A QA tool allows comparison of execution as well as detailed analysis of the rule execution. Designers can step by step through the execution. A nice expanding hierarchy shows how the various processes, trees, tables and scorecards are executed for a particular record. In production an XML file is created containing this same data, allowing later analysis and reporting for compliance purposes. The comparison tool allows the execution of the same records and compares the results to see when they different, allowing two different versions of the project to be compared using a common test set. Each can be walked through separately or all the differences can be found in a single run. The objects or the processes can be used to organize the results, making it easy to find why two objects are different in the two runs. This allows users to do impact analysis – what would change in last month’s results if I made this set of changes, for instance.

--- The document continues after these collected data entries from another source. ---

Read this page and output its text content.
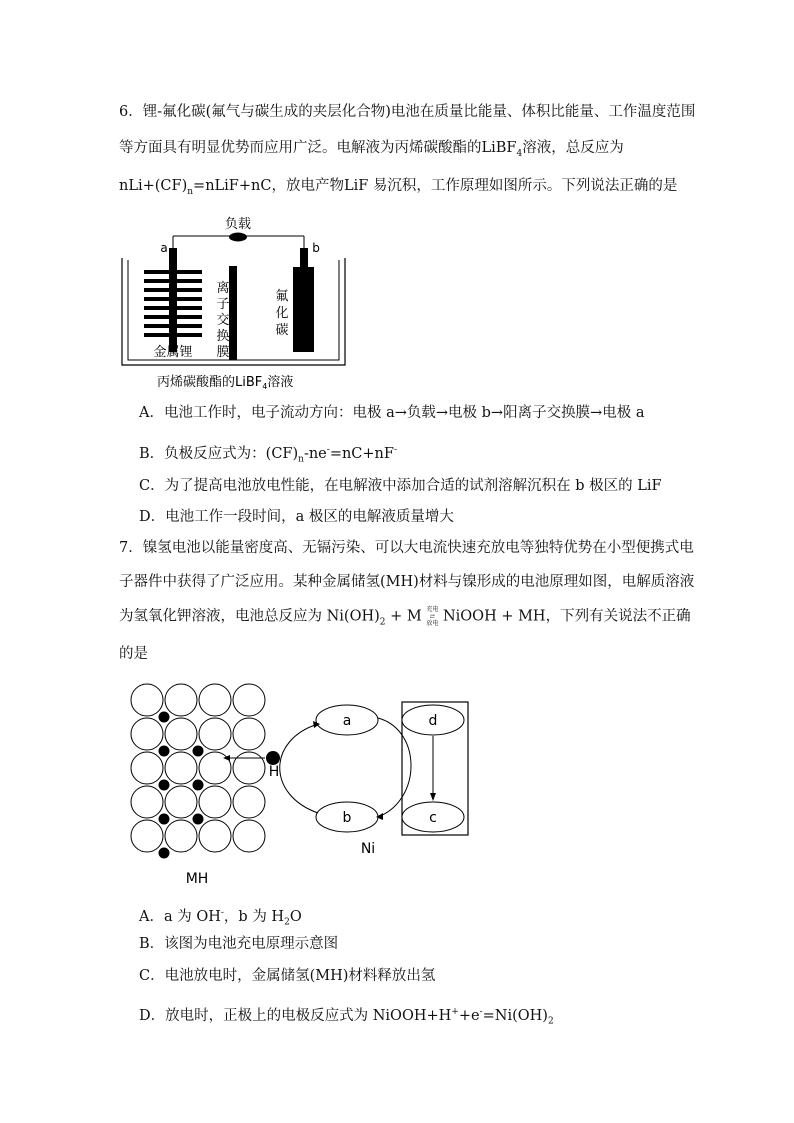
6．锂-氟化碳(氟气与碳生成的夹层化合物)电池在质量比能量、体积比能量、工作温度范围
等方面具有明显优势而应用广泛。电解液为丙烯碳酸酯的LiBF$_4$溶液，总反应为
$nLi+(CF)_n=nLiF+nC$，放电产物LiF 易沉积，工作原理如图所示。下列说法正确的是
负载
a	b
金属锂
离
子
交
换
膜
氟
化
碳
丙烯碳酸酯的LiBF$_4$溶液
A．电池工作时，电子流动方向：电极 a→负载→电极 b→阳离子交换膜→电极 a
B．负极反应式为：$(CF)_n-ne^-=nC+nF^-$
C．为了提高电池放电性能，在电解液中添加合适的试剂溶解沉积在 b 极区的 LiF
D．电池工作一段时间，a 极区的电解液质量增大
7．镍氢电池以能量密度高、无镉污染、可以大电流快速充放电等独特优势在小型便携式电
子器件中获得了广泛应用。某种金属储氢(MH)材料与镍形成的电池原理如图，电解质溶液
为氢氧化钾溶液，电池总反应为 $Ni(OH)_2 + M$ 充电
⇄
放电 NiOOH + MH，下列有关说法不正确
的是
H
a
b
d
c
Ni
MH
A．a 为 OH-，b 为 $H_2O$
B．该图为电池充电原理示意图
C．电池放电时，金属储氢(MH)材料释放出氢
D．放电时，正极上的电极反应式为 $NiOOH+H^++e^-=Ni(OH)_2$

From a technical perspective, this deploys as a stateless decision service that cannot access additional data, though the integration with GDS Link’s DataView 360 gives you lots more data access options as well as pre-built connectors etc. The engine runs and loads/uses the project files to define execution rather than generating code. The engine exists as a .Net or a Java instance. The Java version runs on a mainframe as well as a Linux server. Changes to the rules can be loaded into a running instance without interruption, allowing rule changes to be put into production regularly and without disruption.
Updated: GDS Link acquired Modellica in July 2011.